“Un diario sin tiempo”, es el eslogan de una publicación con olor a papel y a tinta que yace en un kiosco porteño. Lo hojeamos y descubrimos que no es estrictamente un diario, sino que sale cada dos meses. Tampoco desconoce la dimensión temporal, porque compramos la edición número 9, que debe haber sucedido a otras ocho. Cuesta 6000 pesos (un 40% más que los diarios que sí salen todos los días) y se llama El Cable Diario.

No es la única sorpresa para quien cree tener entre manos un medio gráfico tradicional: “Acá no te vas a informar, sino a desinformar; vas a poder reposar, asentar y hasta macerar las ideas, sensaciones, recuerdos y sentimientos que te habitan. Podrás leerlo en cualquier lugar y en cualquier momento. Pero también podrás no leerlo sin perderte de nada”, enuncia en sus páginas, sin firma. La declaración de su inutilidad puede provocar desilusión, pero también es cierto que lo mismo sucede con algunos programas de TV y no tienen el coraje de admitirlo.
Las notas son más una pieza artística que un texto que respete la pirámide invertida (ir de lo más importante a lo menos importante) o las cinco W: who (quién), what (qué), where (dónde), when (cuándo) y why (por qué), que se enseñan en las clases de periodismo.
La editorial de este diario-no diario es una productora de eventos, con el mismo nombre de El Cable.

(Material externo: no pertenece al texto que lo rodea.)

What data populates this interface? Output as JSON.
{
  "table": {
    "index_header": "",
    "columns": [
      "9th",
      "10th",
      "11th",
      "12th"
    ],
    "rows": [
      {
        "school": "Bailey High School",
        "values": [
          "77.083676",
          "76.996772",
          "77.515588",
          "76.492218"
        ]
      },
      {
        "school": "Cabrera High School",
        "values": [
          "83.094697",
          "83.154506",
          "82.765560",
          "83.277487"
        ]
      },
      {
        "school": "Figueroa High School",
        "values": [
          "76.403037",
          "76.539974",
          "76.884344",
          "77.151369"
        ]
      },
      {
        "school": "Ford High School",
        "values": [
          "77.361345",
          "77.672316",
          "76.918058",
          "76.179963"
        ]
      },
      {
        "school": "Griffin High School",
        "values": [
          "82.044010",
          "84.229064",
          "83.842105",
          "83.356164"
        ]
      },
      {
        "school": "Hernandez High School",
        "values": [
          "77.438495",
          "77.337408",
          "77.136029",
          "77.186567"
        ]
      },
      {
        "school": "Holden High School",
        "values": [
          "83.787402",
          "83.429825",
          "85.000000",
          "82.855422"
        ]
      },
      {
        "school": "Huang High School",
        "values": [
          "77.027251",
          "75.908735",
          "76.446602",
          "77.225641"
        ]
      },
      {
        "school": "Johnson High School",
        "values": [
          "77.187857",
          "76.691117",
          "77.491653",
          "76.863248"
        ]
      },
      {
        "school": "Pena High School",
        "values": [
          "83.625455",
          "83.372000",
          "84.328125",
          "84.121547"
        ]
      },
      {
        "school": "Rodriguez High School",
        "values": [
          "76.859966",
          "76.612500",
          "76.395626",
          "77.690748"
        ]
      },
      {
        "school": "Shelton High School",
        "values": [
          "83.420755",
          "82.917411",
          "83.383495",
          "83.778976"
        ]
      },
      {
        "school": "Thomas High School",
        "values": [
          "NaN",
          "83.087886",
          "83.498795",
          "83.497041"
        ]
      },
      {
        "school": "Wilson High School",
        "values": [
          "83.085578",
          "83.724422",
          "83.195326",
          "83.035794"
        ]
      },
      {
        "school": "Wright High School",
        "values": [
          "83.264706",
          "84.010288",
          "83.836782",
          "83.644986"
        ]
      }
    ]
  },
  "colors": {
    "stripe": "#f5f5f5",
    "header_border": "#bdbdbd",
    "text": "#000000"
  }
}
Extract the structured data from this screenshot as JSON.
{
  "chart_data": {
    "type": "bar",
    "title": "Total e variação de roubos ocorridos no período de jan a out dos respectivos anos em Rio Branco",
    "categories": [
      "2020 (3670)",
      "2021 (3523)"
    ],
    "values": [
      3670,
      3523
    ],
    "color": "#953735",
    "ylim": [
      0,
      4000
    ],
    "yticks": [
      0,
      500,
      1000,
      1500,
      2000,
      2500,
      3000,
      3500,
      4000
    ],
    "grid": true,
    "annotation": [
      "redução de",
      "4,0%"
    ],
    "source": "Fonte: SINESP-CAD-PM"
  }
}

Hay pocos detalles sobre la empresa en la publicación y en las redes. Aparece que comenzó como un “club cultural” en el barrio de Colegiales poco después de la pandemia y que fue la idea de cuatro amigas que se conocieron en la Universidad de Buenos Aires. El Cable Diario circula por bares y boliches de la Capital y, al menos, en un kiosco de diarios sobre la Avenida Santa Fe, donde lo encontramos.
Su contenido tiene guiños -más que guiños, un coqueteo explícito- al persistente hábito de la lectura de los periódicos en papel. Lo curioso para lectores anticuados es que El Cable Diario se siente obligado a explicar algunos detalles obvios asociados a la actividad analógica de informarse. Por ejemplo, propone una página de avisos clasificados y los define así: “Los anuncios clasificados son mensajes publicitarios en diarios impresos para ofrecer o solicitar productos o servicios. Suelen ser breves”. Fueron la columna vertebral de los diarios más importantes hasta hace veinte años y hoy hay que presentarlos como a perfectos desconocidos porque su versión digital los ha dejado, literalmente, pintados.
Pero el colmo de la sobreexplicación aparece en la tapa, como una orden, revelando ese deseo constante y tácito que crecía junto con la pila de diarios en una esquina de la cocina: “Este diario debe ser usado para hacer asado”, delata.